La star de « The Social Network » s’inspire de sa propre histoire familiale pour son deuxième film en tant que réalisateur, au cinéma ce mercredi 26 février.
Deux cousins autrefois très proches, mais séparés par les aléas de la vie, entament un troublant pèlerinage en Pologne sur les traces de leur grand-mère, survivante de la Shoah.
De passage à Paris, l’acteur et cinéaste décrypte pour nous ce film très réussi, aussi drôle que touchant, qui est en lice pour deux Oscars.

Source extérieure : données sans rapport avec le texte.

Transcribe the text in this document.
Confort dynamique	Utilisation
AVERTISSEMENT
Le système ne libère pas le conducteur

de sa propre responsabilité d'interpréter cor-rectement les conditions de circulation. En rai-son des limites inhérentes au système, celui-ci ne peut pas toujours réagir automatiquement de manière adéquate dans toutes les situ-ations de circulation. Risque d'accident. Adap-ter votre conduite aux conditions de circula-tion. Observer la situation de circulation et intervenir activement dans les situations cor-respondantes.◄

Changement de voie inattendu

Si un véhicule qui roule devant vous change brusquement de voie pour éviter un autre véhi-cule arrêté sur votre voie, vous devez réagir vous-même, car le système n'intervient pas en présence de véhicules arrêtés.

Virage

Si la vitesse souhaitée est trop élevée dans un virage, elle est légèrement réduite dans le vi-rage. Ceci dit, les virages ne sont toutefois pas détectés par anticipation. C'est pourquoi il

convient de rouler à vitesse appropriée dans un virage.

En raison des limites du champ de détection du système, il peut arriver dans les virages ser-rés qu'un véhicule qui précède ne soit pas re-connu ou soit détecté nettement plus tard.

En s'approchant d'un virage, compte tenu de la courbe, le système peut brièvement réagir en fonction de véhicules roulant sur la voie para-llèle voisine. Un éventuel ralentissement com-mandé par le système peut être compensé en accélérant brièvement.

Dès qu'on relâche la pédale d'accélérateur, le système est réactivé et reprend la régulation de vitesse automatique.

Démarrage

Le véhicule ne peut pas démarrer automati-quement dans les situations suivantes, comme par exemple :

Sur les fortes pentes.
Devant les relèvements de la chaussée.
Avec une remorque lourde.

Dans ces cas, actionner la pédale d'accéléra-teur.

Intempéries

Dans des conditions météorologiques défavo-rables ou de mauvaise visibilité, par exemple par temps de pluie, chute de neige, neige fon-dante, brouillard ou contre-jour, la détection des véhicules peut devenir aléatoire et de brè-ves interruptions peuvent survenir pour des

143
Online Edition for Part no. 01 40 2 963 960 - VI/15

Il n’en revient toujours pas. Jesse Eisenberg attribue le tourbillon dans lequel il vit depuis un an à « la chance ». Une modestie qui lui sied parfaitement. Sur la scène des Bafta les César britanniques, dimanche dernier, l’acteur américain s’est presque excusé d’avoir remporté le prix du meilleur scénario. « Je n’ai rien préparé parce que je ne pensais pas gagner. Ma femme n’est pas venue parce qu’elle ne pensait pas que je gagnerai », a-t-il lancé. C’est avec elle qu’est née, il y a une quinzaine d’années, l’histoire d’A Real Pain, son deuxième long-métrage en tant que réalisateur. 

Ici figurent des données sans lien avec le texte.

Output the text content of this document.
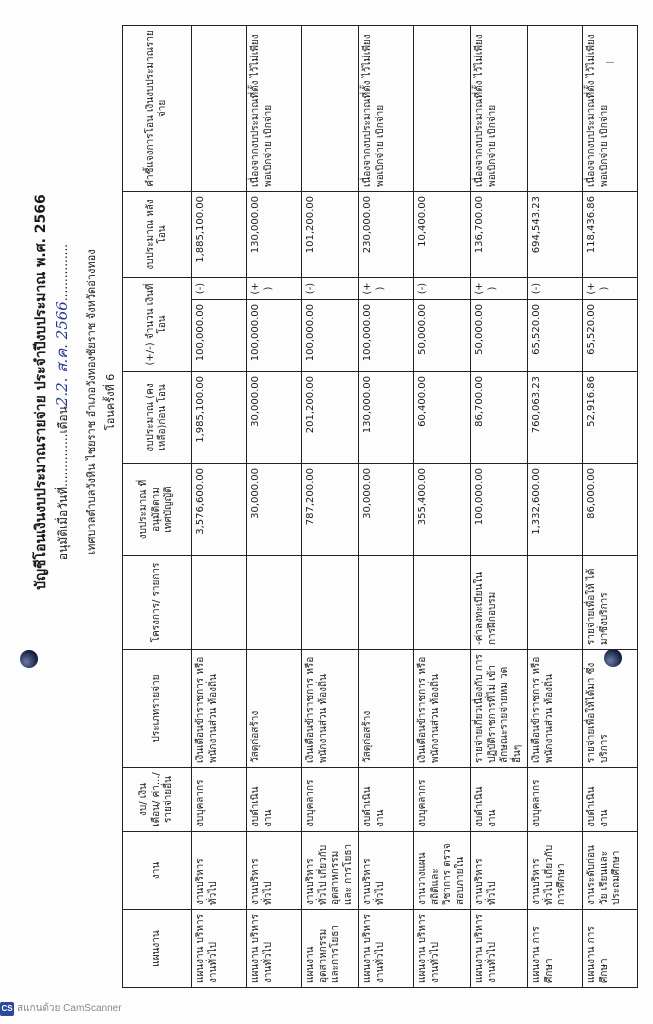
บัญชีโอนเงินงบประมาณรายจ่าย ประจำปีงบประมาณ พ.ศ. 2566 อนุมัติเมื่อวันที่..............เดือน2.2. ส.ค. 2566...............	เทศบาลตำบลวังหิน ไชยราช อำเภอวังทองชัยราช จังหวัดอ่างทอง โอนครั้งที่ 6
แผนงาน	งาน	งบ/ เงินเดือน/ ค่า.../ รายจ่ายอื่น	ประเภทรายจ่าย	โครงการ/ รายการ	งบประมาณ ที่อนุมัติตาม เทศบัญญัติ	งบประมาณ (คงเหลือ)ก่อน โอน	(+/-) จำนวน เงินที่โอน		งบประมาณ หลังโอน	คำชี้แจงการโอน เงินงบประมาณรายจ่าย
แผนงาน บริหารงานทั่วไป	งานบริหารทั่วไป	งบบุคลากร	เงินเดือนข้าราชการ หรือพนักงานส่วน ท้องถิ่น		3,576,600.00	1,985,100.00	100,000.00	(-)	1,885,100.00	
แผนงาน บริหารงานทั่วไป	งานบริหารทั่วไป	งบดำเนินงาน	วัสดุก่อสร้าง		30,000.00	30,000.00	100,000.00	(+)	130,000.00	เนื่องจากงบประมาณที่ตั้ง ไว้ไม่เพียงพอเบิกจ่าย เบิกจ่าย
แผนงาน อุตสาหกรรม และการโยธา	งานบริหารทั่วไป เกี่ยวกับ อุตสาหกรรมและ การโยธา	งบบุคลากร	เงินเดือนข้าราชการ หรือพนักงานส่วน ท้องถิ่น		787,200.00	201,200.00	100,000.00	(-)	101,200.00	
แผนงาน บริหารงานทั่วไป	งานบริหารทั่วไป	งบดำเนินงาน	วัสดุก่อสร้าง		30,000.00	130,000.00	100,000.00	(+)	230,000.00	เนื่องจากงบประมาณที่ตั้ง ไว้ไม่เพียงพอเบิกจ่าย เบิกจ่าย
แผนงาน บริหารงานทั่วไป	งานวางแผน สถิติและวิชาการ ตรวจสอบภายใน	งบบุคลากร	เงินเดือนข้าราชการ หรือพนักงานส่วน ท้องถิ่น		355,400.00	60,400.00	50,000.00	(-)	10,400.00	
แผนงาน บริหารงานทั่วไป	งานบริหารทั่วไป	งบดำเนินงาน	รายจ่ายเกี่ยวเนื่องกับ การปฏิบัติราชการที่ไม่ เข้าลักษณะรายจ่ายหม วดอื่นๆ	-ค่าลงทะเบียนใน การฝึกอบรม	100,000.00	86,700.00	50,000.00	(+)	136,700.00	เนื่องจากงบประมาณที่ตั้ง ไว้ไม่เพียงพอเบิกจ่าย เบิกจ่าย
แผนงาน การศึกษา	งานบริหารทั่วไป เกี่ยวกับการศึกษา	งบบุคลากร	เงินเดือนข้าราชการ หรือพนักงานส่วน ท้องถิ่น		1,332,600.00	760,063.23	65,520.00	(-)	694,543.23	
แผนงาน การศึกษา	งานระดับก่อนวัย เรียนและ ประถมศึกษา	งบดำเนินงาน	รายจ่ายเพื่อให้ได้มา ซึ่งบริการ	รายจ่ายเพื่อให้ ได้มาซึ่งบริการ	86,000.00	52,916.86	65,520.00	(+)	118,436.86	เนื่องจากงบประมาณที่ตั้ง ไว้ไม่เพียงพอเบิกจ่าย เบิกจ่าย
CS สแกนด้วย CamScanner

Accompagné d’Anna Trout, l’acteur de 41 ans a parcouru la Pologne pendant deux semaines sur les traces de ses aînés. Il est allé jusqu’au village de Kranystaw où sa tante Doris vivait avant d’être chassée par les Nazis. Le point de départ de questionnements sur sa propre identité qu’il a d’abord transformés en pièce de théâtre, avant de réussir à en faire un scénario convaincant pour le cinéma. A Real Pain, en salles ce mercredi, suit le périple de deux cousins totalement différents qui souhaitent rendre hommage à leur grand-mère, survivante de la Shoah récemment décédée. Embarqué au sein d’un groupe de touristes, le duo va apprendre à se redécouvrir.

De passage à Paris fin janvier, le héros de The Social Network, qui incarne David, l’un des deux cousins, décortique pour nous cette œuvre très personnelle qui ne manque d’humour. Un film extrêmement touchant quand il évoque le déracinement et délicieusement cynique quand il tacle le tourisme mémoriel. Rencontre.

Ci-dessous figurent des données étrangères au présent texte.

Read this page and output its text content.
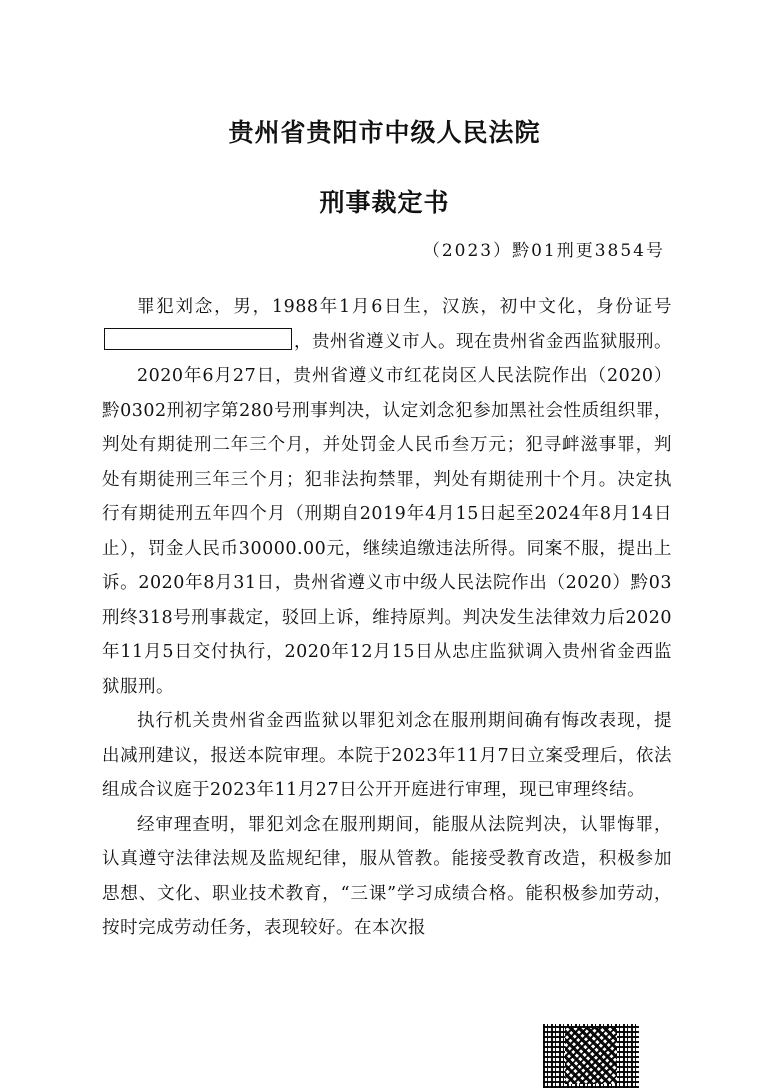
贵州省贵阳市中级人民法院
刑事裁定书
（2023）黔01刑更3854号

罪犯刘念，男，1988年1月6日生，汉族，初中文化，身份证号，贵州省遵义市人。现在贵州省金西监狱服刑。

2020年6月27日，贵州省遵义市红花岗区人民法院作出（2020）黔0302刑初字第280号刑事判决，认定刘念犯参加黑社会性质组织罪，判处有期徒刑二年三个月，并处罚金人民币叁万元；犯寻衅滋事罪，判处有期徒刑三年三个月；犯非法拘禁罪，判处有期徒刑十个月。决定执行有期徒刑五年四个月（刑期自2019年4月15日起至2024年8月14日止），罚金人民币30000.00元，继续追缴违法所得。同案不服，提出上诉。2020年8月31日，贵州省遵义市中级人民法院作出（2020）黔03刑终318号刑事裁定，驳回上诉，维持原判。判决发生法律效力后2020年11月5日交付执行，2020年12月15日从忠庄监狱调入贵州省金西监狱服刑。

执行机关贵州省金西监狱以罪犯刘念在服刑期间确有悔改表现，提出减刑建议，报送本院审理。本院于2023年11月7日立案受理后，依法组成合议庭于2023年11月27日公开开庭进行审理，现已审理终结。

经审理查明，罪犯刘念在服刑期间，能服从法院判决，认罪悔罪，认真遵守法律法规及监规纪律，服从管教。能接受教育改造，积极参加思想、文化、职业技术教育，“三课”学习成绩合格。能积极参加劳动，按时完成劳动任务，表现较好。在本次报
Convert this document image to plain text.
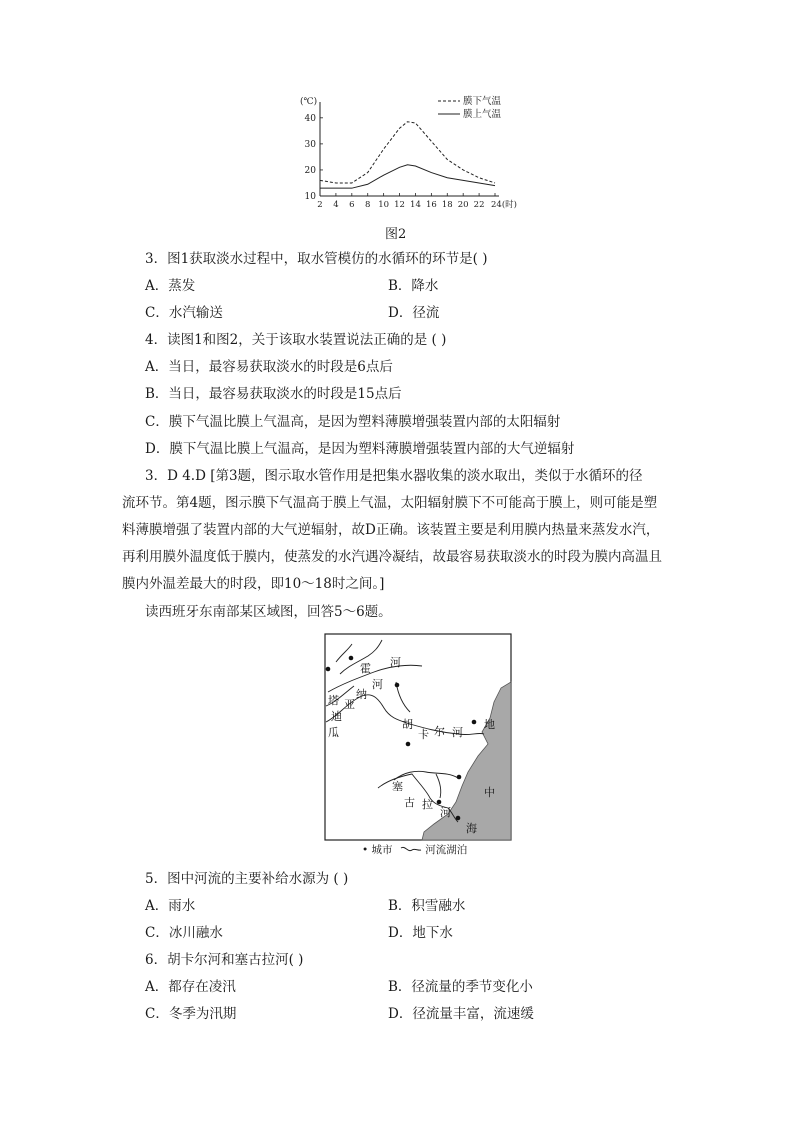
(℃)
10
20
30
40
2 4 6 8 10 12 14 16 18 20 22 24(时)
膜下气温
膜上气温
图2
3．图1获取淡水过程中，取水管模仿的水循环的环节是( )
A．蒸发	B．降水
C．水汽输送	D．径流
4．读图1和图2，关于该取水装置说法正确的是 ( )
A．当日，最容易获取淡水的时段是6点后
B．当日，最容易获取淡水的时段是15点后
C．膜下气温比膜上气温高，是因为塑料薄膜增强装置内部的太阳辐射
D．膜下气温比膜上气温高，是因为塑料薄膜增强装置内部的大气逆辐射
3．D 4.D [第3题，图示取水管作用是把集水器收集的淡水取出，类似于水循环的径
流环节。第4题，图示膜下气温高于膜上气温，太阳辐射膜下不可能高于膜上，则可能是塑
料薄膜增强了装置内部的大气逆辐射，故D正确。该装置主要是利用膜内热量来蒸发水汽，
再利用膜外温度低于膜内，使蒸发的水汽遇冷凝结，故最容易获取淡水的时段为膜内高温且
膜内外温差最大的时段，即10～18时之间。]
读西班牙东南部某区域图，回答5～6题。
霍 河
塔 亚
迪
瓜
纳
河
胡
卡 尔 河
塞
古 拉
河
地
中
海
• 城市	河流湖泊
5．图中河流的主要补给水源为 ( )
A．雨水	B．积雪融水
C．冰川融水	D．地下水
6．胡卡尔河和塞古拉河( )
A．都存在凌汛	B．径流量的季节变化小
C．冬季为汛期	D．径流量丰富，流速缓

Le guide de David et Benji dit que leur voyage polonais est une « célébration de la résilience ». Diriez-vous que A Real Pain est aussi une histoire de survie ?

Oui, c’est aussi un des thèmes du film. Ces deux cousins prennent part à un circuit touristique pour honorer leur grand-mère mais il s’agit aussi d’évoquer la manière dont ils survivent à leur propre vie. Mon personnage, David, fait face à une très grande anxiété et souffre de TOC par exemple. L’ironie du film, c’est que leurs vies sont plutôt belles. Ils vivent dans un pays sûr. Ils ont accès à de la nourriture, à de l’eau, à des vêtements et à un abri. Et pourtant, ils sont malheureux. Leur grand-mère, qui a survécu par miracle à la Shoah, ne l’était pas et avait un sens à sa vie. A Real Pain raconte comment donner un sens à la douleur. Il essaie de répondre à toutes ces questions auxquelles je n’ai toujours pas de réponses.

C’est exactement le sens du titre. Ça a toujours été celui-là ?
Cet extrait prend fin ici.